Tuesday, 7 January 2014

DOA [film]

Drunk women will be the least of Frank's problems
 You may have heard of the remake of the 1950 film DOA, which was released in the late 1980s starring Harrison Ford. (Harrison Phwoard!) I don't know whether it's because of the remake, but I'd never felt especially inclined to watch the original. Well, that was a mistake! DOA has a simple premise: Frank Bigelow, a businessman, discovers he's been poisoned, and in the few days he has left alive, tries to find out who has murdered him, and why.

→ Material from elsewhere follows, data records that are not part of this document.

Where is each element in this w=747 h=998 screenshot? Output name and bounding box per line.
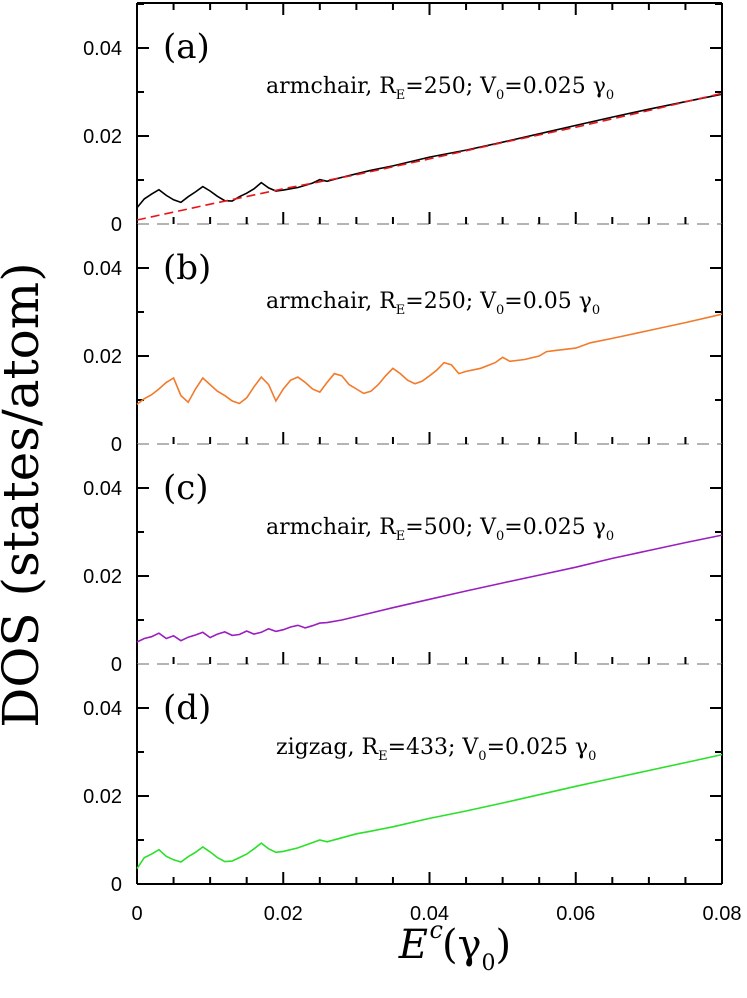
x-axis-label-main: E	[398, 922, 428, 968]
y-tick-label: 0	[111, 654, 122, 676]
y-axis-label: DOS (states/atom)	[0, 262, 50, 727]
panel-label: (b)	[163, 248, 211, 288]
x-tick-label: 0.08	[703, 903, 742, 925]
dos-curve	[136, 93, 723, 209]
x-axis-label-units: (γ0)	[442, 922, 511, 976]
panel-label: (a)	[163, 27, 210, 67]
y-tick-label: 0.04	[83, 38, 122, 60]
x-tick-labels: 0 0.02 0.04 0.06 0.08	[131, 903, 741, 925]
x-tick-label: 0.04	[410, 903, 449, 925]
y-tick-label: 0.02	[83, 126, 122, 148]
y-tick-label: 0.04	[83, 258, 122, 280]
panel-label: (d)	[163, 688, 211, 728]
x-tick-label: 0.02	[264, 903, 303, 925]
y-tick-label: 0	[111, 214, 122, 236]
panel-annotation: armchair, RE=500; V0=0.025 γ0	[266, 515, 614, 544]
panel-c: 0 0.02 0.04 (c) armchair, RE=500; V0=0.025 γ…	[83, 444, 723, 676]
y-tick-label: 0.04	[83, 478, 122, 500]
x-tick-label: 0.06	[556, 903, 595, 925]
y-tick-label: 0.02	[83, 786, 122, 808]
panel-b: 0 0.02 0.04 (b) armchair, RE=250; V0=0.05 γ0	[83, 224, 723, 456]
dos-curve	[136, 753, 723, 870]
panel-label: (c)	[163, 468, 209, 508]
reference-curve	[136, 92, 723, 221]
panel-annotation: zigzag, RE=433; V0=0.025 γ0	[276, 735, 596, 764]
panels: 0 0.02 0.04 (a) armchair, RE=250; V0=0.025 γ…	[83, 2, 723, 896]
y-tick-label: 0	[111, 874, 122, 896]
y-tick-label: 0.04	[83, 698, 122, 720]
panel-a: 0 0.02 0.04 (a) armchair, RE=250; V0=0.025 γ…	[83, 2, 723, 236]
panel-annotation: armchair, RE=250; V0=0.025 γ0	[266, 74, 614, 103]
panel-annotation: armchair, RE=250; V0=0.05 γ0	[266, 289, 600, 318]
x-tick-label: 0	[131, 903, 142, 925]
x-axis-label-sup: c	[430, 916, 443, 944]
panel-d: 0 0.02 0.04 (d) zigzag, RE=433; V0=0.025 γ0	[83, 664, 723, 896]
dos-curve	[136, 534, 723, 643]
dos-curve	[136, 313, 723, 406]
y-tick-label: 0.02	[83, 566, 122, 588]
y-tick-label: 0	[111, 434, 122, 456]
y-tick-label: 0.02	[83, 346, 122, 368]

The film is really well done, and features many noir staples, such as nightclubs, hard men and a good handful of femmes fatales. One thing that struck me was the difference a few years make. DOA was made around half a decade after classics such as The Big Sleep, The Blue Dahlia and Double Indemnity, and it shows, just slightly. The jazz in the nightclub is more experimental, people seem harsher, and even the streets seem busier and more brightly lit. This is noir, but the Jazz Age is being left behind. If you've read James Ellroy's superb LA Quartet, you'll understand what I mean - DOA falls into the time between classic film noir, where everything has a reason and the violence of the films of the 1960s, where very little has a reason, just as Ellroy's novels do.

More trouble for Frank...
I did find the start of the film a little annoying. Bigelow's secretary/girlfriend Paula Gibson is quite annoying, as she throws a tantrum when he announces he's going away without her, but at the same time I felt Bigelow was a monumental berk for stringing her along. She needs a dose of self-respect, because she certainly isn't getting any from him. Then, when Bigelow discovers he's been poisoned and goes rampaging around trying to find out who did it, he's desperate, which makes him rude, but at no point does he say to anyone, "I'm sorry, I've been poisoned and have maybe a few days to live. This is urgent." Maybe this is a midcentury thing, maybe people didn't announce illness back then, but I felt he'd have got a lot more help and annoyed fewer people if he'd just been more open about his condition. He doesn't even tell Paula! Might've made for a shorter film, though...

Despite that, I enjoyed DOA far more than I expected to, and it's certainly a great film to settle down with on a rainy winter afternoon.